Qual è la verità? Che pochi giorni prima, nello Stato del Gujarat, da dove proviene il premier Narendra Modi, la polizia aveva dichiarato d'aver trovato 13 Bibbie in un centro d'accoglienza delle Missionarie della Carità, dove le ragazze lì rifugiate sarebbero state «costrette a leggere il Vangelo, recitare preghiere cristiane e indossare la croce al collo».
Le Missionarie hanno negato di voler convertire le ragazze abbandonate, ma quest'accusa riverbera da anni in India, anzi da decenni, ed è stata ripetuta anche nel 2014 da Mohan Bhagwat, leader delle Rss, organizzazione di fondamentalisti indù dalle cui fila proviene anche Modi: «Le opere di carità di Madre Teresa sarebbero anche state buone, ma le ha usate con un unico scopo: convertire al cristianesimo le persone che aiutava».
Da allora, con la tracotanza induista raddoppiata da quando il partito fondamentalista del Bjp ha stravinto con la rielezione di Modi nel 2019, per le suore di Santa Teresa la vita è più complicata anche a causa di nuove e rigide leggi anti-conversione, in un contesto sempre più repressivo verso minoranze religiose come quella islamica, già ferocemente bersagliata.
La direttrice per il Sud asiatico di Human Rights Watch, Meenakshi Ganguly, ha commentato così: «È davvero una sventura che dopo orribili aggressioni ai musulmani, ora il prossimo bersaglio siano sempre più spesso i cristiani».
Le accuse mosse dalle Rss e dal Bjp sono queste: con la carità voi non fate altro che convertire poveri indù e indigeni plagiandoli con denaro, scuole gratis e centri d'accoglienza. Dal 2014 a oggi, quest' atteggiamento bellicoso verso una minoranza di 28 milioni di credenti (appena il 2,5% della popolazione indiana) ha innescato l'aumento del 220% negli attacchi violenti ai cristiani, secondo i dati della Ong americana Alliance Defending Freedom.
La tattica di questo governo nei confronti di ciò che viene percepito come un problema ricollegabile ai finanziamenti esteri è di soffocare il flusso dei fondi. L'anno scorso, l'amministrazione Modi ha sospeso i conti bancari indiani di Greenpeace e poi di Amnesty International, organizzazioni che assumevano posizioni giudicate come troppo critiche nei confronti della politica ufficiale.
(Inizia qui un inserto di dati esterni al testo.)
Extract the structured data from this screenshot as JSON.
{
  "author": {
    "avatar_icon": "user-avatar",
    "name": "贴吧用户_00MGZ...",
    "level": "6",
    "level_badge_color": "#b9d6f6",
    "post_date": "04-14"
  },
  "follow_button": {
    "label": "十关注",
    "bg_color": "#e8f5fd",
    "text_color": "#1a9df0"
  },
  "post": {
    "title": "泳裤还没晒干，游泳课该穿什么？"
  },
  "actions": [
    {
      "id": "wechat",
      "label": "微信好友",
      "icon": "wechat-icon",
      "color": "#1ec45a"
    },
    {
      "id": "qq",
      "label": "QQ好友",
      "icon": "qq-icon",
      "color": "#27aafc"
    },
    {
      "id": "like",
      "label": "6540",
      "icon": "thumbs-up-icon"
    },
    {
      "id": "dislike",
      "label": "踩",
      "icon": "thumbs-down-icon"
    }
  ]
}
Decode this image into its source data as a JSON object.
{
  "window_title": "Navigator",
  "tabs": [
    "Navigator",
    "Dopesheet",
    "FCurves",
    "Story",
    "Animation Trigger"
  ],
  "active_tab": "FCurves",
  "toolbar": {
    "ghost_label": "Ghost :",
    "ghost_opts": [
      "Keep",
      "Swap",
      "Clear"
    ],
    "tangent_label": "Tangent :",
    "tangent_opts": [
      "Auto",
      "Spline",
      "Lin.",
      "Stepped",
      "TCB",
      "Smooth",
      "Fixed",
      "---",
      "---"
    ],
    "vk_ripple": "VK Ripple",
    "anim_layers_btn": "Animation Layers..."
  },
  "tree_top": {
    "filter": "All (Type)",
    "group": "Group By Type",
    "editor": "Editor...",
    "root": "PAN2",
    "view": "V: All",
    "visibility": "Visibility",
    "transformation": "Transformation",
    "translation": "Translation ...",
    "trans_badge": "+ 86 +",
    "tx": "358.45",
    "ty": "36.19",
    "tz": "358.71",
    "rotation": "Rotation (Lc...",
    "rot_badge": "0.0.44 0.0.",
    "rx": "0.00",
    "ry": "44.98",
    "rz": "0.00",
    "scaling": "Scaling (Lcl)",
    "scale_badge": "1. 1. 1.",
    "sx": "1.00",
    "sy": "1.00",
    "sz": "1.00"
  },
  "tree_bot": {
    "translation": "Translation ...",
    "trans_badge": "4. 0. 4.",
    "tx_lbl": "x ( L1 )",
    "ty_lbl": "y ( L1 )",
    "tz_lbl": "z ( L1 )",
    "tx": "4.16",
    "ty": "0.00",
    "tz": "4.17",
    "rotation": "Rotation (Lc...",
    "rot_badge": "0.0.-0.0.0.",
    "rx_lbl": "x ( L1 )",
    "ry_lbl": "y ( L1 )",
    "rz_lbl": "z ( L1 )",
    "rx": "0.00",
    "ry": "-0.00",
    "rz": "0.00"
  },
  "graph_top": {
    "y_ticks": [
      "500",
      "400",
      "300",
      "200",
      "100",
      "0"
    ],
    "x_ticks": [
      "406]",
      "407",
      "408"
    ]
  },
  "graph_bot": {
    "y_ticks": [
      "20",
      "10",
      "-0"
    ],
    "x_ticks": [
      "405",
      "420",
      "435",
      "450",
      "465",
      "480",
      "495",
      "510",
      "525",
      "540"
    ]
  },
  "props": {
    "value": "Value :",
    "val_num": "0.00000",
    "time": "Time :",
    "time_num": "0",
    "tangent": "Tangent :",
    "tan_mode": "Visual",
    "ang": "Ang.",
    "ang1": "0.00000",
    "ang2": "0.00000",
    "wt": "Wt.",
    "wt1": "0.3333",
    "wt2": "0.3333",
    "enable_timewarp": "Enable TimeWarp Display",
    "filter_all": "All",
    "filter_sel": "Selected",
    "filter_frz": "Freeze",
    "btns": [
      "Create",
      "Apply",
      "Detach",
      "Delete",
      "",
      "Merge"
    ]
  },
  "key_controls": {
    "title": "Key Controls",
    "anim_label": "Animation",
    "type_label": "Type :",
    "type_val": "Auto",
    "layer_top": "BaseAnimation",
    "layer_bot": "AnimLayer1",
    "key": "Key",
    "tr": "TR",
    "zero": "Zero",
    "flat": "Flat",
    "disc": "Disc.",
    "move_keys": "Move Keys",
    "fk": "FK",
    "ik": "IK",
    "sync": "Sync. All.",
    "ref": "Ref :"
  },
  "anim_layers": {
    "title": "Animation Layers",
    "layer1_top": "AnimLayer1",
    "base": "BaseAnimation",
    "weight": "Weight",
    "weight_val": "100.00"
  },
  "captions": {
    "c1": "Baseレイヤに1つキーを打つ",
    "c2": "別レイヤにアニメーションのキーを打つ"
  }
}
Ora è la volta dei cristiani. Poco importa che Madre Teresa, che fondò il primo centro delle Missionarie della Carità a Calcutta nel 1950, abbia vinto il Nobel per la Pace nel 1979 e sia divenuta Santa nel 2016 proprio grazie a Papa Francesco che, su invito di Modi incontrato in Vaticano lo scorso ottobre, dovrebbe visitare l'India l'anno prossimo, o al più tardi nel 2023. Nonostante questo avvicinamento diplomatico, è caccia grossa ai cristiani.
O forse proprio per questo? Che sia un modo di strozzare le attività dei cristiani per poi allentare la presa e farla passare come una concessione? Non si può escludere. Ma questo Natale è stato uno dei peggiori per i cristiani indiani.
Oltre a una statua di Gesù Cristo frantumata nella notte del 25 dicembre nella Chiesa del Redentore ad Ambala, nell'Haryana, e altre sette città dove si è dato fuoco a pupazzi di Babbo Natale, interrompendo messe e canti cristiani, nel 2021 ci sono stati più di 300 episodi violenti contro i fedeli di Cristo. Un Annus horribilis che si conclude con un triste Natale per le suore che seguono l'esempio della loro amata Santa Teresa di Calcutta.